Types of nocturnal myoclonus

Myoclonic spasms during sleep are not uniform and homogeneous, but there are three basic types .

A first type we found in the repetitive movements during sleep. Similar to the typical movements of epileptic seizures, these movements appear during non-paradoxical sleep, being repetitive movements of short duration. Although treatment is usually not required, very severe forms can be treated pharmacologically

A second type of myoclonic presentation spasm during sleep is nocturnal jerking or myoclonus jerking. The clearest example of this type of spasm is the typical movement that is made upon waking from a dream in which we have the sensation of falling . They usually occur in superficial sleep, that is, in the first two phases of sleep, causing the sufferer to wake up with a certain amount of abruptness. They tend to be massive shakes of the whole body, especially the lower extremities.

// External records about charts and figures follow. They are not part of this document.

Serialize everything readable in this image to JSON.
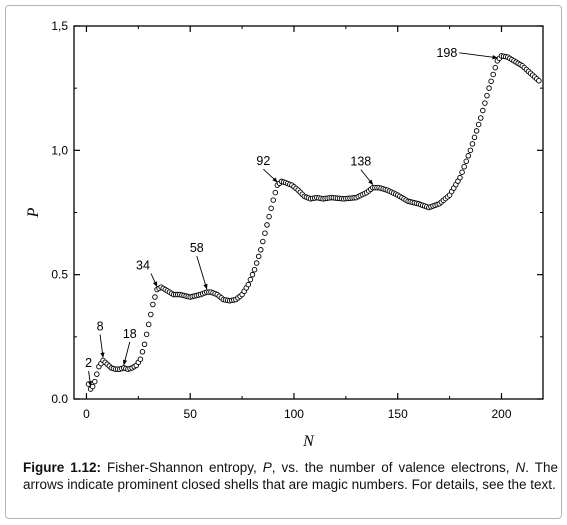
{
  "chart_data": {
    "type": "scatter",
    "title": "",
    "xlabel": "N",
    "ylabel": "P",
    "xlim": [
      -6,
      220
    ],
    "ylim": [
      0.0,
      1.5
    ],
    "x_ticks": [
      0,
      50,
      100,
      150,
      200
    ],
    "x_tick_labels": [
      "0",
      "50",
      "100",
      "150",
      "200"
    ],
    "y_ticks": [
      0.0,
      0.5,
      1.0,
      1.5
    ],
    "y_tick_labels": [
      "0.0",
      "0.5",
      "1,0",
      "1,5"
    ],
    "grid": false,
    "marker": "open-circle",
    "curve_points": [
      [
        1,
        0.06
      ],
      [
        2,
        0.04
      ],
      [
        3,
        0.05
      ],
      [
        4,
        0.07
      ],
      [
        5,
        0.1
      ],
      [
        6,
        0.13
      ],
      [
        8,
        0.155
      ],
      [
        10,
        0.14
      ],
      [
        12,
        0.125
      ],
      [
        14,
        0.12
      ],
      [
        16,
        0.12
      ],
      [
        18,
        0.125
      ],
      [
        20,
        0.12
      ],
      [
        22,
        0.125
      ],
      [
        24,
        0.135
      ],
      [
        26,
        0.16
      ],
      [
        28,
        0.22
      ],
      [
        30,
        0.3
      ],
      [
        32,
        0.38
      ],
      [
        34,
        0.44
      ],
      [
        36,
        0.45
      ],
      [
        38,
        0.44
      ],
      [
        40,
        0.43
      ],
      [
        42,
        0.42
      ],
      [
        45,
        0.42
      ],
      [
        50,
        0.41
      ],
      [
        55,
        0.42
      ],
      [
        58,
        0.43
      ],
      [
        60,
        0.43
      ],
      [
        63,
        0.42
      ],
      [
        66,
        0.4
      ],
      [
        69,
        0.395
      ],
      [
        72,
        0.4
      ],
      [
        75,
        0.42
      ],
      [
        78,
        0.46
      ],
      [
        81,
        0.52
      ],
      [
        84,
        0.6
      ],
      [
        87,
        0.7
      ],
      [
        90,
        0.8
      ],
      [
        92,
        0.86
      ],
      [
        94,
        0.875
      ],
      [
        96,
        0.87
      ],
      [
        99,
        0.86
      ],
      [
        102,
        0.84
      ],
      [
        105,
        0.815
      ],
      [
        108,
        0.805
      ],
      [
        111,
        0.81
      ],
      [
        114,
        0.805
      ],
      [
        118,
        0.81
      ],
      [
        124,
        0.805
      ],
      [
        130,
        0.81
      ],
      [
        135,
        0.83
      ],
      [
        138,
        0.85
      ],
      [
        141,
        0.85
      ],
      [
        145,
        0.84
      ],
      [
        150,
        0.82
      ],
      [
        155,
        0.795
      ],
      [
        160,
        0.785
      ],
      [
        165,
        0.77
      ],
      [
        170,
        0.785
      ],
      [
        175,
        0.82
      ],
      [
        180,
        0.89
      ],
      [
        185,
        1.0
      ],
      [
        190,
        1.13
      ],
      [
        194,
        1.25
      ],
      [
        198,
        1.36
      ],
      [
        200,
        1.38
      ],
      [
        203,
        1.375
      ],
      [
        206,
        1.36
      ],
      [
        210,
        1.34
      ],
      [
        214,
        1.31
      ],
      [
        218,
        1.28
      ]
    ],
    "annotations": [
      {
        "label": "2",
        "n": 2,
        "p": 0.04
      },
      {
        "label": "8",
        "n": 8,
        "p": 0.155
      },
      {
        "label": "18",
        "n": 18,
        "p": 0.125
      },
      {
        "label": "34",
        "n": 34,
        "p": 0.44
      },
      {
        "label": "58",
        "n": 58,
        "p": 0.43
      },
      {
        "label": "92",
        "n": 92,
        "p": 0.86
      },
      {
        "label": "138",
        "n": 138,
        "p": 0.85
      },
      {
        "label": "198",
        "n": 198,
        "p": 1.36
      }
    ]
  },
  "caption": {
    "figure_label": "Figure 1.12:",
    "text_1": " Fisher-Shannon entropy, ",
    "italic_p": "P",
    "text_2": ", vs. the number of valence electrons, ",
    "italic_n": "N",
    "text_3": ". The arrows indicate prominent closed shells that are magic numbers. For details, see the text."
  }
}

Finally, some spasms can be found at the moment of transition between wakefulness and sleep. This type of myoclonus, catalogued as unspecific, acts on the muscles of the face and extremities.

Bibliographic references:

  • Ferber, R. & Kryger, M. (1995). Principles and Practice of Sleep Medicine in the Child. W.B.Saunders Company.
  • Besag, F.M.C. (1995). Myoclonus and Infantile Spasms. In: Robertson MM, Eapen V, eds. Movement and allied disorders in childhood. Chichester: John Wiley and Sons, Ltd.
  • Fejerman, N.; Medina, C.S. & Caraballo, R.N. (1997). Paroxysmal disorders and episodic non-epileptic symptoms. In: Fejerman N, Fernández-Álvarez E, eds. Madrid: Editorial Médica Panamericana S.A.; p. 584- 99.
  • Fernández-Álvarez, E. & Aicardi, J. (2001). Movement disorders in childhood. London: Mac Keith Press.
  • Morairty, S.; Rainnie, D.; McCarley, R. & Greene, R. (2004). Disinhibition of ventrolateral preoptic area sleep-active neurons by adenosine: a new mechanism for sleep promotion. Neuroscience; 123: 451-7
  • Svorad, D. (1957). “Reticular activating system of brain stem and animal hypnosis. Science 125 (3239): 156-156.